Individual differences in synaesthesia : qualitative and fMRI investigations on the impact of synaesthetic phenomenology

Gould, Cassandra January 2014 (has links)
Synaesthesia is a cognitive trait in which stimuli of one sensory modality are automatically and consistently experienced in conjunction with perceptions in a separate modality or processing stream. Investigations of synaesthesia may help determine the neural processing required in the generation of a conscious experience. In order to gain the most complete understanding of synaesthesia, we have applied an integrated neurophenomenological approach. In Chapter 2 we present an extended case study of spatial-form synaesthesia (SFS) phenomenology. This investigation goes significantly beyond the rudimentary accounts of provided elsewhere, and provides novel observations on inducer-concurrent relationships, suggesting that guided introspection techniques can provide neurobehaviourally relevant information. In Chapters 3-5 we investigate neural activity in grapheme-colour synaesthesia (GCS). In Chapter 3 we demonstrate that activation in colour selective areas during synaesthetic colour processing is dependent on individual differences in phenomenology, thereby reconciling previous attempts to replicate this key finding in the GCS literature. In Chapter 4 we find no evidence for trait level differences in context specific functional connectivity in GCS, however, we demonstrate that localisation of the synaesthetic concurrents modulate connectivity between colour and low-level visual areas. In 5 we replicate findings of trait level differences in resting state fronto-parietal networks, suggesting that the RFPN may be a significant network in aspects of the synaesthetic experience common to all participants.
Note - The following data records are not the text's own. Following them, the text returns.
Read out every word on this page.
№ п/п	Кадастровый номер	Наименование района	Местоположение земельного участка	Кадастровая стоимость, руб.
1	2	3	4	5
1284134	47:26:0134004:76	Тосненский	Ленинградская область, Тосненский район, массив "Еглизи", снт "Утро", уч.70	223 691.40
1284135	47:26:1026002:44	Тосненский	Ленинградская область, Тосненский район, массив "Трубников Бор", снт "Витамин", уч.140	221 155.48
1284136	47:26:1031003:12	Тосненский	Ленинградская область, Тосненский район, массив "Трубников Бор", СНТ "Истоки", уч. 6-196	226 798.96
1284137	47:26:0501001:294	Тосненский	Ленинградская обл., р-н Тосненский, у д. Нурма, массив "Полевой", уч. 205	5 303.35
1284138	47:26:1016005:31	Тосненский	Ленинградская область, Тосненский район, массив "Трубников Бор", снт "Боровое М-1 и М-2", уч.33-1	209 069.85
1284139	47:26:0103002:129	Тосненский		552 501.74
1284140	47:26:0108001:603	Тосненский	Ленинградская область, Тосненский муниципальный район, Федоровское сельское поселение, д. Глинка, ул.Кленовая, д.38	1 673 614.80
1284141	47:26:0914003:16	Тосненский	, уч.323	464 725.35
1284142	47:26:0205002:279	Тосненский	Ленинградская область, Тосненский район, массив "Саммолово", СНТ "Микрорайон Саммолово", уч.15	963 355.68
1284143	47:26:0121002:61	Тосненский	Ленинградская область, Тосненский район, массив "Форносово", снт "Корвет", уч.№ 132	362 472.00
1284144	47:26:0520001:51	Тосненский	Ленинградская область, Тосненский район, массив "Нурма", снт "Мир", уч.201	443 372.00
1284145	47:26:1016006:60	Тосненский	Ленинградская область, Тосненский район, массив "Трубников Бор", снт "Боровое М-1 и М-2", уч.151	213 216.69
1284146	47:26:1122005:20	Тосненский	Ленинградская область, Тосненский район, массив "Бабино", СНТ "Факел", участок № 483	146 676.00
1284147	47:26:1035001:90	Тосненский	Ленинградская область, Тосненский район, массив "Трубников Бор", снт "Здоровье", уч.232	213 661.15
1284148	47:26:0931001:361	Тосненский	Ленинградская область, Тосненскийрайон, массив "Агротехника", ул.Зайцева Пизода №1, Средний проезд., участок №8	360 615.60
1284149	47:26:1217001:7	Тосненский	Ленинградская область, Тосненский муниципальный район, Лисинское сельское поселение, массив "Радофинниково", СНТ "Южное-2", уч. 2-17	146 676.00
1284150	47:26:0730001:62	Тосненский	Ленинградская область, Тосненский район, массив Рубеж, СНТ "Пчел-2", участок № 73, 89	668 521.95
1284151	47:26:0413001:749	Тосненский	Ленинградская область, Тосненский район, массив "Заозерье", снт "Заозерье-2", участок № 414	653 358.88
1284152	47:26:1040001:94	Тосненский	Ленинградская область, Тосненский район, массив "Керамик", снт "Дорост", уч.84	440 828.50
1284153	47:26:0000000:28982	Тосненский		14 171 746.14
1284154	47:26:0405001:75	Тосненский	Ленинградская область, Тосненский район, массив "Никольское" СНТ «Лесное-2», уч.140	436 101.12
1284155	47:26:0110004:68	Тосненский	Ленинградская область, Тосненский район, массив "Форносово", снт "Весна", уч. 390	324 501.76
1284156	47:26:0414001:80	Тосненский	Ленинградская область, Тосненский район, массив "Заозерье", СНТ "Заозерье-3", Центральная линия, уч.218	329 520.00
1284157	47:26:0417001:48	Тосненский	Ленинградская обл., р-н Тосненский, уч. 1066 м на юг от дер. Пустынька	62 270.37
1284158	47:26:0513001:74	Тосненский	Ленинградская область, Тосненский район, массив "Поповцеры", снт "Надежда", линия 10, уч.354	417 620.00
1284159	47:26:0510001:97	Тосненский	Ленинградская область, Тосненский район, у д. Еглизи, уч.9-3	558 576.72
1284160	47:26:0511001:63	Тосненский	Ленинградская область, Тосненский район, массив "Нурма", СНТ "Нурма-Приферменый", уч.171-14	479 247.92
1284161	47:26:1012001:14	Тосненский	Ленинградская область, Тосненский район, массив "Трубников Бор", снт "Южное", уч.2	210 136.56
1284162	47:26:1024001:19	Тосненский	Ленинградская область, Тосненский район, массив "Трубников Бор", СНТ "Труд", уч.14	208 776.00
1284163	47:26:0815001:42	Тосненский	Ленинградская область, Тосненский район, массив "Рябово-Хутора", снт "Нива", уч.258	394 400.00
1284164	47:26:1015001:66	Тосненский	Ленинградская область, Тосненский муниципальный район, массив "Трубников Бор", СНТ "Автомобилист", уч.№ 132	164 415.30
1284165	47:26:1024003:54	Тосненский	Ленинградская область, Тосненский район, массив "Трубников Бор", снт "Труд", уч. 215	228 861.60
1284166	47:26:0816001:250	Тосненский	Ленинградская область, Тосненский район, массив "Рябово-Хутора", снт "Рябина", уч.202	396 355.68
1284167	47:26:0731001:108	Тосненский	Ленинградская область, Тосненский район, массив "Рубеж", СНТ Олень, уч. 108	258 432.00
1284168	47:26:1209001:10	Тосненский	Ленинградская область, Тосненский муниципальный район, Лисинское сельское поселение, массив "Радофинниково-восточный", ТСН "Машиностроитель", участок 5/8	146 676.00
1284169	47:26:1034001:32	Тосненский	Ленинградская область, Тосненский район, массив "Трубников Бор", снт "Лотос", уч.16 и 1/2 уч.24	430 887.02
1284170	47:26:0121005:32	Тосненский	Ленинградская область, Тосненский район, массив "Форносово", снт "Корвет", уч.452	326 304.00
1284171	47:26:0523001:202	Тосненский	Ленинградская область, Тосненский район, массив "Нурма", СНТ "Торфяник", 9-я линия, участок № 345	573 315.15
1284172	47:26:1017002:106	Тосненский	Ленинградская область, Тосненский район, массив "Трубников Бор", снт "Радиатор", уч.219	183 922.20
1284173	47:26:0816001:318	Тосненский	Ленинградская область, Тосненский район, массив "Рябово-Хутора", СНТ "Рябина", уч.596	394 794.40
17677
We demonstrate that localisation of concurrents also modulates resting state visual networks, whilst automaticity of concurrents modulates parietal networks. Both Chapters 4 and 5 support a model of synaesthesia in which localisation of concurrents is modulated by bottom-up connectivity, between colour and early visual areas. This thesis demonstrates that individual differences in synaesthetic phenomenology significantly impact neural activity. We propose that future investigations place emphasis on the phenomenological experience of the participant in the interpretation of neural effects.